1. Was your social distance detector effective at detecting potential violations?
Although the social distance detector was able to identify individual people and detector when certain individuals got close to each other, there were many problems that were in the social distance detector. With the video being at a first person perspective, I noticed that the detector could’ve falsely detected violations when a person is overlapping another but may not be less than 6 ft away from each other. Similarly, it also detected certain individuals who would be walking literally next to each other as not violating social distancing. So overall, it was not very effective with the video that I had used.
2. Do you think this approach would be effective for estimating new infections in real time? How would you implement such an approach in response to the COVID-19 pandemic we are currently experiencing?

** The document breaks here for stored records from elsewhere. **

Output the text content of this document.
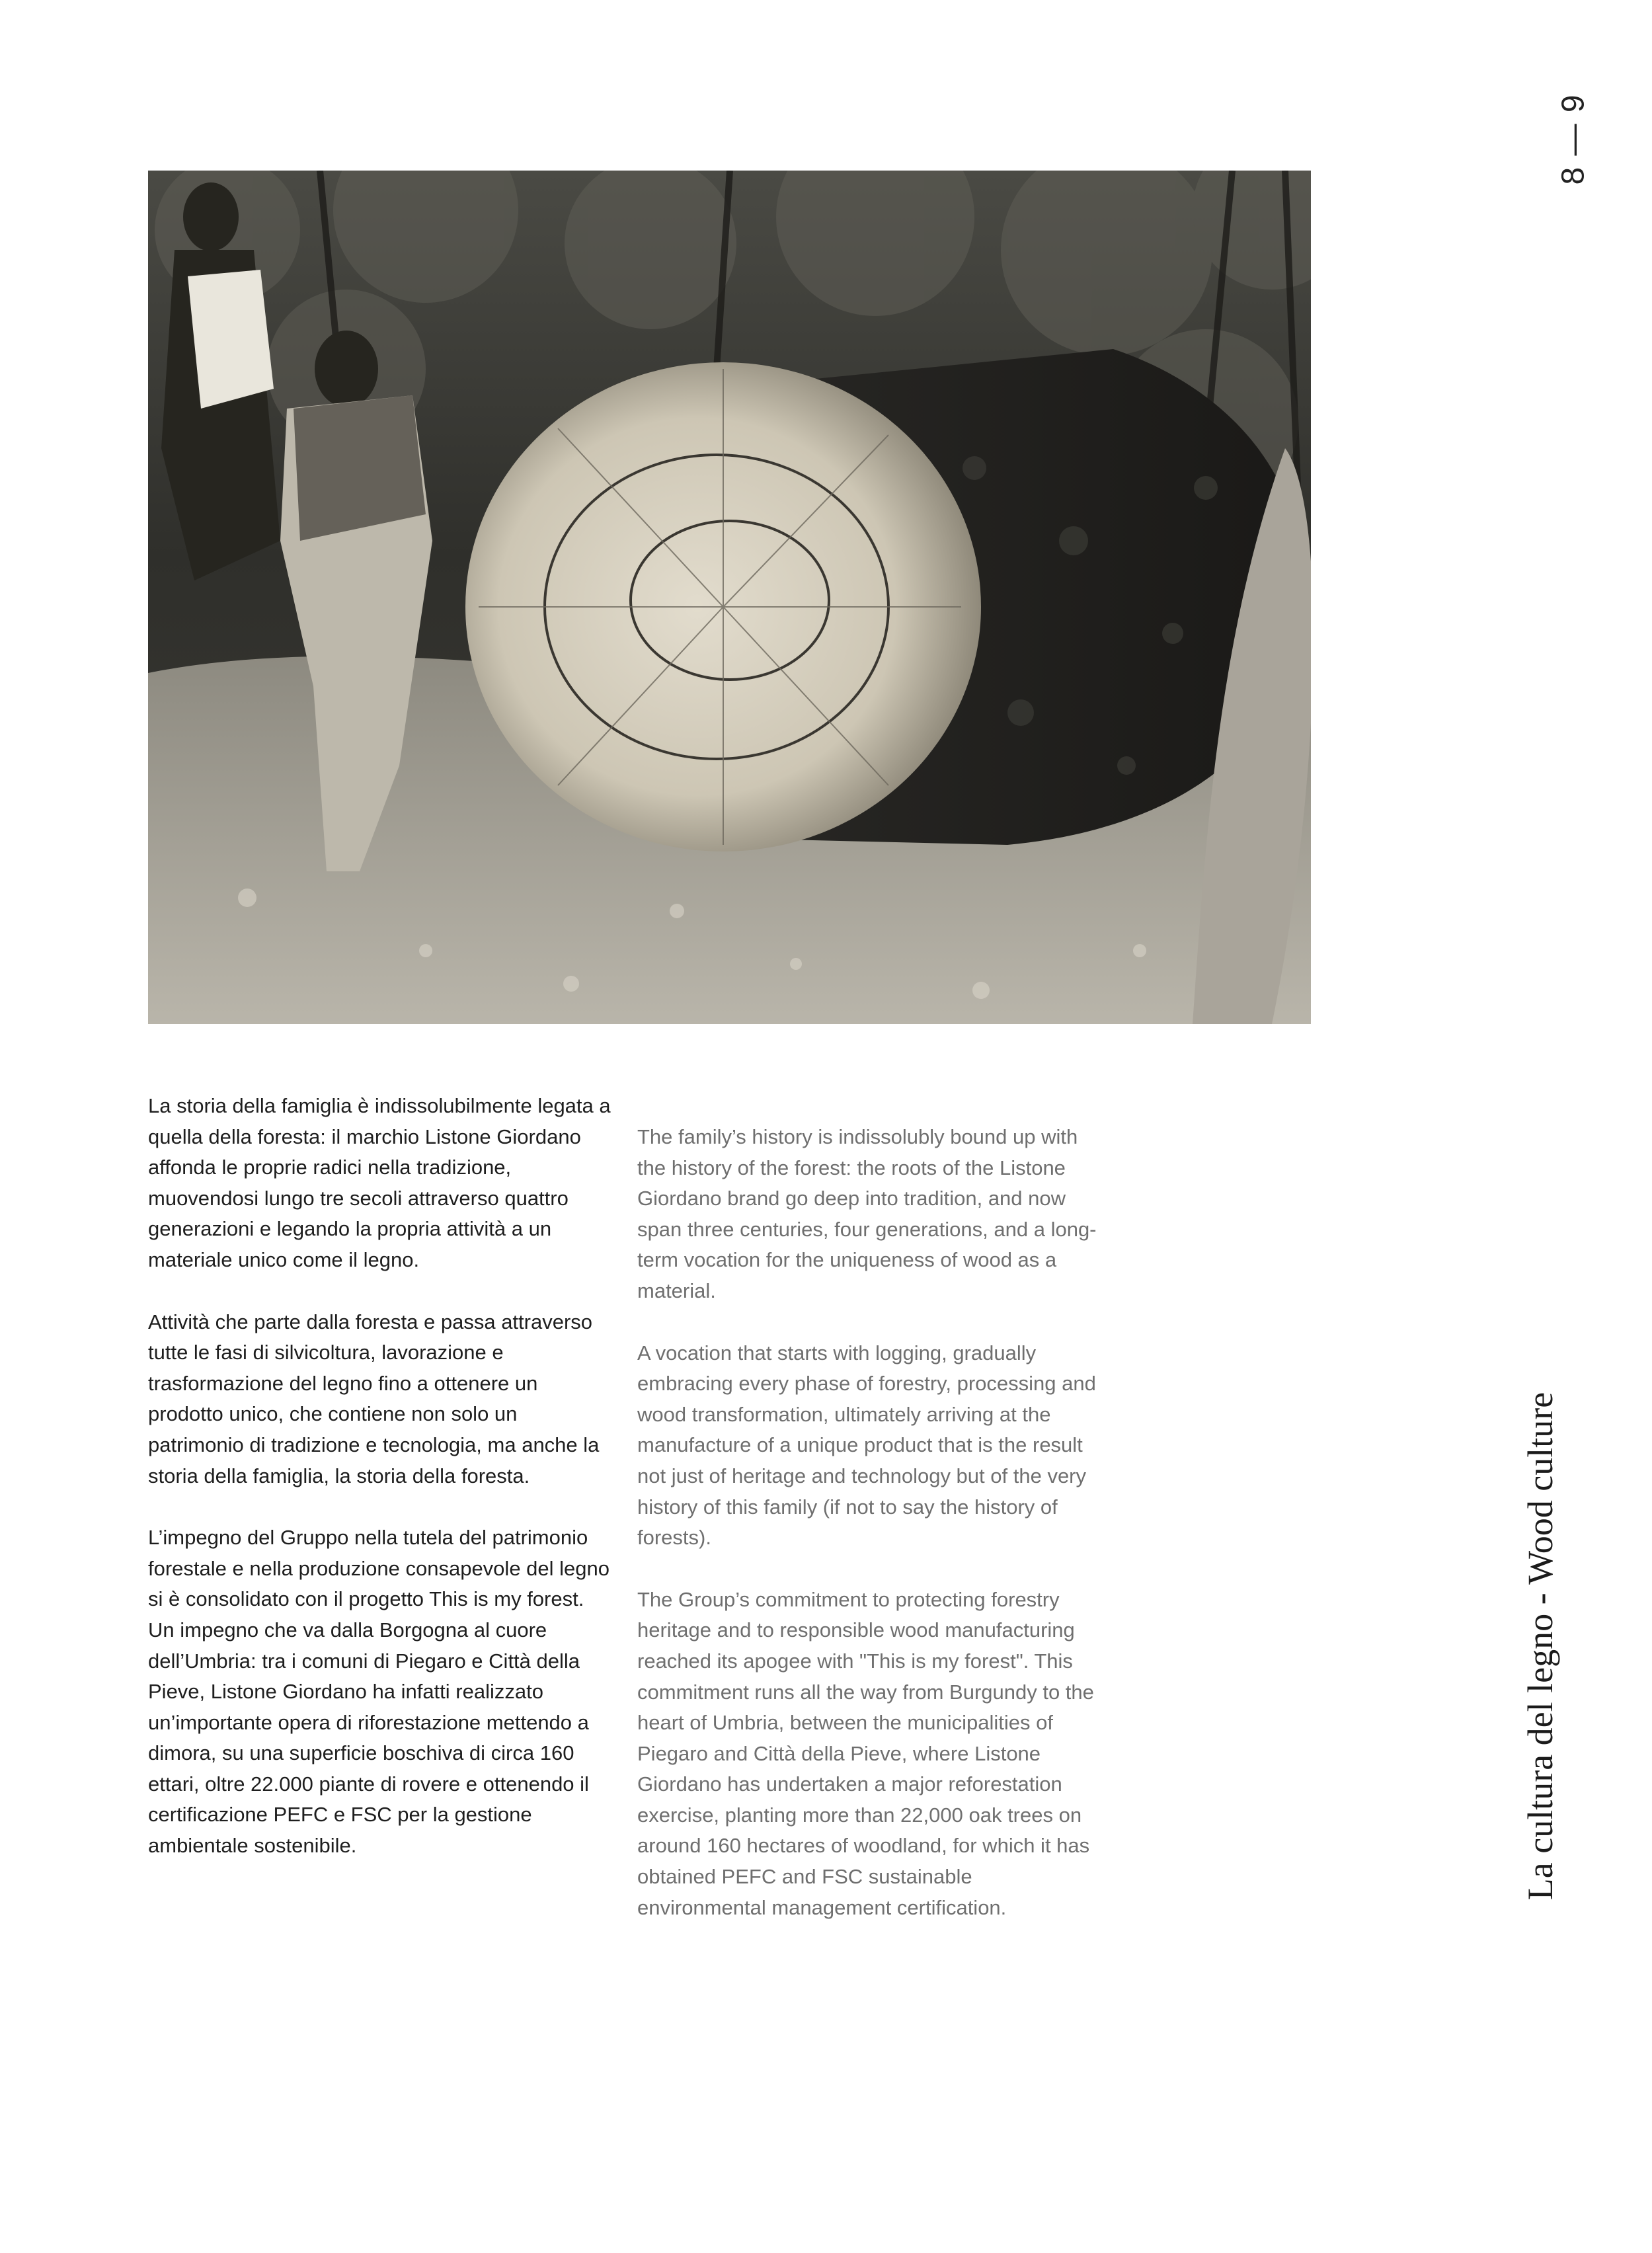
La storia della famiglia è indissolubilmente legata a quella della foresta: il marchio Listone Giordano affonda le proprie radici nella tradizione, muovendosi lungo tre secoli attraverso quattro generazioni e legando la propria attività a un materiale unico come il legno.

Attività che parte dalla foresta e passa attraverso tutte le fasi di silvicoltura, lavorazione e trasformazione del legno fino a ottenere un prodotto unico, che contiene non solo un patrimonio di tradizione e tecnologia, ma anche la storia della famiglia, la storia della foresta.

L’impegno del Gruppo nella tutela del patrimonio forestale e nella produzione consapevole del legno si è consolidato con il progetto This is my forest. Un impegno che va dalla Borgogna al cuore dell’Umbria: tra i comuni di Piegaro e Città della Pieve, Listone Giordano ha infatti realizzato un’importante opera di riforestazione mettendo a dimora, su una superficie boschiva di circa 160 ettari, oltre 22.000 piante di rovere e ottenendo il certificazione PEFC e FSC per la gestione ambientale sostenibile.

The family’s history is indissolubly bound up with the history of the forest: the roots of the Listone Giordano brand go deep into tradition, and now span three centuries, four generations, and a long-term vocation for the uniqueness of wood as a material.

A vocation that starts with logging, gradually embracing every phase of forestry, processing and wood transformation, ultimately arriving at the manufacture of a unique product that is the result not just of heritage and technology but of the very history of this family (if not to say the history of forests).

The Group’s commitment to protecting forestry heritage and to responsible wood manufacturing reached its apogee with "This is my forest". This commitment runs all the way from Burgundy to the heart of Umbria, between the municipalities of Piegaro and Città della Pieve, where Listone Giordano has undertaken a major reforestation exercise, planting more than 22,000 oak trees on around 160 hectares of woodland, for which it has obtained PEFC and FSC sustainable environmental management certification.

8 — 9
La cultura del legno - Wood culture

I do not think this approach would be effective for estimating new infections in real time. The program will have assume an amount of people who would be infected with COVID-19 in order to infect others when they are less than 6 ft apart. If we are using this for the COVID-19 pandemic, we could use it as a good example to demonstate how quick and easy COVID-19 could spread, as a simulator to educate the people. We could also use it to follow certain individuals that were determined to have been infected to see who else they may have infected.
3. What limitations or improvements might you include in order to improve your proposed design?
In order to ensure that the detector works accurately, I think a top-down view used for the social distancing detector would ensure that perspectives are not messing up with the detector. If possible, in an ideal world, having the program able to detect the perspective and then do its calculations through there would definitely help a lot.